One of the seminal achievements of the post-2006 years is the scrutiny the foreign factor – in their state and non-government incarnations – has come under. Increasingly Nepalis seem disinclined to view them as innocuous partners oblivious to any cost-benefit calculations. With that knowledge, Nepalis are in a better position to accept with enduring gratitude the help they think will be to their benefit. Conversely, they can decline gratuitous advice and offerings with confidence and carefulness.
An abiding sense of nationhood has energized the discourse at the level that really matters to the point where those who advocate newness now have to prove the viability of their vision. People cannot be asked to be eternally forward-looking when all they see is a dark abyss.
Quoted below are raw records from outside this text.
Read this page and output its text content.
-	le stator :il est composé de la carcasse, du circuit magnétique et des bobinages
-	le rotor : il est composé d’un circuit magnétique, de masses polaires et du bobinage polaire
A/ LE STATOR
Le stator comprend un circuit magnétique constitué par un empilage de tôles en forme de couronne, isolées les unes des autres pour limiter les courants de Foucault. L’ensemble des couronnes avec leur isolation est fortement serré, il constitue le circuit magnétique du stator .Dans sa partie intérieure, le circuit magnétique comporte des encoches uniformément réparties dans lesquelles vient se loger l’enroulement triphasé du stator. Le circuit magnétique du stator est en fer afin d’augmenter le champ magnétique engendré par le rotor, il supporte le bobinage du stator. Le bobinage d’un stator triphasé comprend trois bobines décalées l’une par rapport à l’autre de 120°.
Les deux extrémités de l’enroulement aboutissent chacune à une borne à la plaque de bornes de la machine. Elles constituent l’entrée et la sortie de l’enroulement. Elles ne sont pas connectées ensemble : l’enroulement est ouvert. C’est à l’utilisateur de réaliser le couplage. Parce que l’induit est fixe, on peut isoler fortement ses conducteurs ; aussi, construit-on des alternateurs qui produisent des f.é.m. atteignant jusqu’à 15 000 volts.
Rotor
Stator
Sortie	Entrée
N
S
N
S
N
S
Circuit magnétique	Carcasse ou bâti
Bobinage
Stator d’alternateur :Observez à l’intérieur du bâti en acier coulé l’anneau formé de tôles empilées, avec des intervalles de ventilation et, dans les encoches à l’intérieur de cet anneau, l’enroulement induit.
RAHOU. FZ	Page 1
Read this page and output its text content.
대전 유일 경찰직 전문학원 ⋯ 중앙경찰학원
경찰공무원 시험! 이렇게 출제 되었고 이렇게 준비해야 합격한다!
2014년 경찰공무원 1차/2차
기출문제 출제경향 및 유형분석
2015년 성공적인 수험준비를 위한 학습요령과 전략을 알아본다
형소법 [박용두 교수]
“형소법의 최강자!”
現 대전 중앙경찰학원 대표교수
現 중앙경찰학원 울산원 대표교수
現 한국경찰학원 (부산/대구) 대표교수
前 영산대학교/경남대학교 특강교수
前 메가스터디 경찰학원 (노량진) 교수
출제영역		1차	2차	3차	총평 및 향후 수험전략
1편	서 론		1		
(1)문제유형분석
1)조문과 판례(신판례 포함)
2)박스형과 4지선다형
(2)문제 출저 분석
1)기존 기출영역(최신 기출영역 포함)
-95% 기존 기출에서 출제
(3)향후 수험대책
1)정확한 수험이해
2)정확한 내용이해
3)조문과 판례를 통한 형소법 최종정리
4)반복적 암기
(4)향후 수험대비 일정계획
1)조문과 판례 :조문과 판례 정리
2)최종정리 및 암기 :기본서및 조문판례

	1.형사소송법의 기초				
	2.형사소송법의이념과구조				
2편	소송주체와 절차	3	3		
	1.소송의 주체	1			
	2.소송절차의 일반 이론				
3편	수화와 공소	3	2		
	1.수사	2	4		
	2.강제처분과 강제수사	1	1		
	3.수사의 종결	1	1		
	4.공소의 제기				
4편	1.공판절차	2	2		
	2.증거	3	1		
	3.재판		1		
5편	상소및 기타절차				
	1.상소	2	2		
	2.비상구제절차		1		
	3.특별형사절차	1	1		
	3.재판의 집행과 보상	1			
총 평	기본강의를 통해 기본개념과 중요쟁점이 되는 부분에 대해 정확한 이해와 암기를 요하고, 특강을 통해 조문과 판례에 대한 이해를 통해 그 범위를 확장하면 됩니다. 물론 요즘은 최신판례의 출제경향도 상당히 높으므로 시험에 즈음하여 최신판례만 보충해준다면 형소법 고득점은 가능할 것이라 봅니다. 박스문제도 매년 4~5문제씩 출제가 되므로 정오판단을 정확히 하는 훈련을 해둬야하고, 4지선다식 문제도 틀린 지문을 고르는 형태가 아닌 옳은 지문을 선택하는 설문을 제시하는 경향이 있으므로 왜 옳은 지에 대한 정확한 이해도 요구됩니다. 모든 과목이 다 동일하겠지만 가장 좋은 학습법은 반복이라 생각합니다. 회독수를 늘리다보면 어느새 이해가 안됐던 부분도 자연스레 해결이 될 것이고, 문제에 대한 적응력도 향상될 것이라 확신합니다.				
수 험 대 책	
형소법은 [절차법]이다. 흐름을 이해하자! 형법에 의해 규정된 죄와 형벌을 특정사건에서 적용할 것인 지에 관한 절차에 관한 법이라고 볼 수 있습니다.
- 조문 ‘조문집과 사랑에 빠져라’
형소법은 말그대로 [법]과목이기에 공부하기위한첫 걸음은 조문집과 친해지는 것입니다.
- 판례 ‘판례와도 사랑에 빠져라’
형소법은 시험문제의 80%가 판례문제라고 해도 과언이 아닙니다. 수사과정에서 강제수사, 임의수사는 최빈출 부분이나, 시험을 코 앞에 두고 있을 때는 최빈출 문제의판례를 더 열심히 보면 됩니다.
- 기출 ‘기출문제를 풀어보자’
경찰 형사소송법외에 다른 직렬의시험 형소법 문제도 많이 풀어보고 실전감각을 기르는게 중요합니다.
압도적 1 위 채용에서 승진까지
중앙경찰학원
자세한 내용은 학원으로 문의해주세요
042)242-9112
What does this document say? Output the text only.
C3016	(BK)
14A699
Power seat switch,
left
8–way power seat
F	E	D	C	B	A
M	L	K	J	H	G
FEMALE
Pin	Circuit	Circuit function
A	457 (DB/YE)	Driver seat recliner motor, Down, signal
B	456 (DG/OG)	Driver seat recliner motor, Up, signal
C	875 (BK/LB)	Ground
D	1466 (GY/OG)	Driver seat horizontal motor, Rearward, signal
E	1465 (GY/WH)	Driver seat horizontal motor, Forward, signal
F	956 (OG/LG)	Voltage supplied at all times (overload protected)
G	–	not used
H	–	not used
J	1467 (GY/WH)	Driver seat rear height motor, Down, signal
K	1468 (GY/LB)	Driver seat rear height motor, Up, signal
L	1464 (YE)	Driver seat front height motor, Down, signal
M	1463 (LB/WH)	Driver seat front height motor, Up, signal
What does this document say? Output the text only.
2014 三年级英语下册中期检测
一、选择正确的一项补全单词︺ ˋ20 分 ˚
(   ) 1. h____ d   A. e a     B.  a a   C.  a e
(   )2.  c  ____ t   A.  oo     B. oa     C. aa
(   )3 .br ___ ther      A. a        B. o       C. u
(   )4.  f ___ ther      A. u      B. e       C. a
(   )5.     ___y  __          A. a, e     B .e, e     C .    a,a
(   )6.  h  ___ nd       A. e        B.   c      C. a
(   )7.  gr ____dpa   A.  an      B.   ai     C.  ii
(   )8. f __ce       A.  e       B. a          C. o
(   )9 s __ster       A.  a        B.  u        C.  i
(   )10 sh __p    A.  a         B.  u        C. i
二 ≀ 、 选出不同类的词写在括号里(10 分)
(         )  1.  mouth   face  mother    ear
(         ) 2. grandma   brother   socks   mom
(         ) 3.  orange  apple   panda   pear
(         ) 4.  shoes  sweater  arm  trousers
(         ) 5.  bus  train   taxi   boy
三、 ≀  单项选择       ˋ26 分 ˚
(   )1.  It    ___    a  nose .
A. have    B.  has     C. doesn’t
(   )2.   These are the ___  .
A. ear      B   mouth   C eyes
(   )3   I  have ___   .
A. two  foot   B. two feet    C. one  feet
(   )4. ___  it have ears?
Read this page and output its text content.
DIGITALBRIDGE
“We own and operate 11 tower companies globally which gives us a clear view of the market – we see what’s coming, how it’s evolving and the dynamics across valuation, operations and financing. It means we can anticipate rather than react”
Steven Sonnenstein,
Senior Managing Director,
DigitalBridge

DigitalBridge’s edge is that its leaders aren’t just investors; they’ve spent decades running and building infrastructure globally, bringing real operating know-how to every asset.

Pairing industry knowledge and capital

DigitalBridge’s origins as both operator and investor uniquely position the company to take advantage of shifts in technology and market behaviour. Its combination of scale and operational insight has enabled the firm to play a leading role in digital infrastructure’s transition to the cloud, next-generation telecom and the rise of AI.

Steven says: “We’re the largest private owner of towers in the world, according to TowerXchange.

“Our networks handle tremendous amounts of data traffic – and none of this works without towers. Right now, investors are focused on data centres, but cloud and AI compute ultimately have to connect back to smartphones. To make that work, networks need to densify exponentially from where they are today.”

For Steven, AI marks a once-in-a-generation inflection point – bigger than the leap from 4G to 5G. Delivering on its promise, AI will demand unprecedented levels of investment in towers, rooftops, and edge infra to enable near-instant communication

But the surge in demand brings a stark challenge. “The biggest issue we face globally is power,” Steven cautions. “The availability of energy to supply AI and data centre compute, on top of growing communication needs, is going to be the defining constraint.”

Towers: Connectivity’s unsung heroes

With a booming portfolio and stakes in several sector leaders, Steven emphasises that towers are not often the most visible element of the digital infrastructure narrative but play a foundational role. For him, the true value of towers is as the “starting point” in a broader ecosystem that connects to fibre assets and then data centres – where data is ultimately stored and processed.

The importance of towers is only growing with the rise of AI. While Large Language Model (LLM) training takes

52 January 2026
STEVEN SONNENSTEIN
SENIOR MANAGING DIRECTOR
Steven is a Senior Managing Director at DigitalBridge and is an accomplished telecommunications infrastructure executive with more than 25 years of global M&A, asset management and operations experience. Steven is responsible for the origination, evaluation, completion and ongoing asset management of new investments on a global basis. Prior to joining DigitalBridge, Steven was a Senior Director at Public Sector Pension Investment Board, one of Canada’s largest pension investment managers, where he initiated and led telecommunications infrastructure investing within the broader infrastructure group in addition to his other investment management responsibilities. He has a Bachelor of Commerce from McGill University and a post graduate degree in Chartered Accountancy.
The issue of federalism, legitimate as it may be, cannot be a panacea for our real and imaginary injuries. More importantly, we cannot divorce such nebulous federalism from our geo-strategic realities. True, our neighbors so far have been reticent about the fallout from our collective quandaries. We cannot be oblivious to those ramifications.
The questions today are not only about the Free Tibet movement/containment of China or cross-border terrorism/string of pearls theory. The rise of China and India has precipitated different responses among the traditional powers. Beijing and New Delhi recognize deep down how much they stand to lose if they lose any sense of perspective or proportion.
Nepalis can no longer wallow in the illusion that we are too small and insignificant players on the international stage to be talking about great power rivalries. For far too long, this sense of inadequacy has helped to narrow our vision and provided others space to maneuver.
Voices of separatism aligned with one neighbor or the other cannot be ignored or appeased. They should be brought to the table, discussed vigorously as any other issue regarding their relevance, durability and wider ramifications. Grievances can then be distinguished and addressed not only for their genuineness but also for the sustainability of solutions. The answer to our individual victimhoods cannot be collective victimhood. What a travesty it would be to continue to try to isolate the individual/institution that has made that case so consistently over the past six years.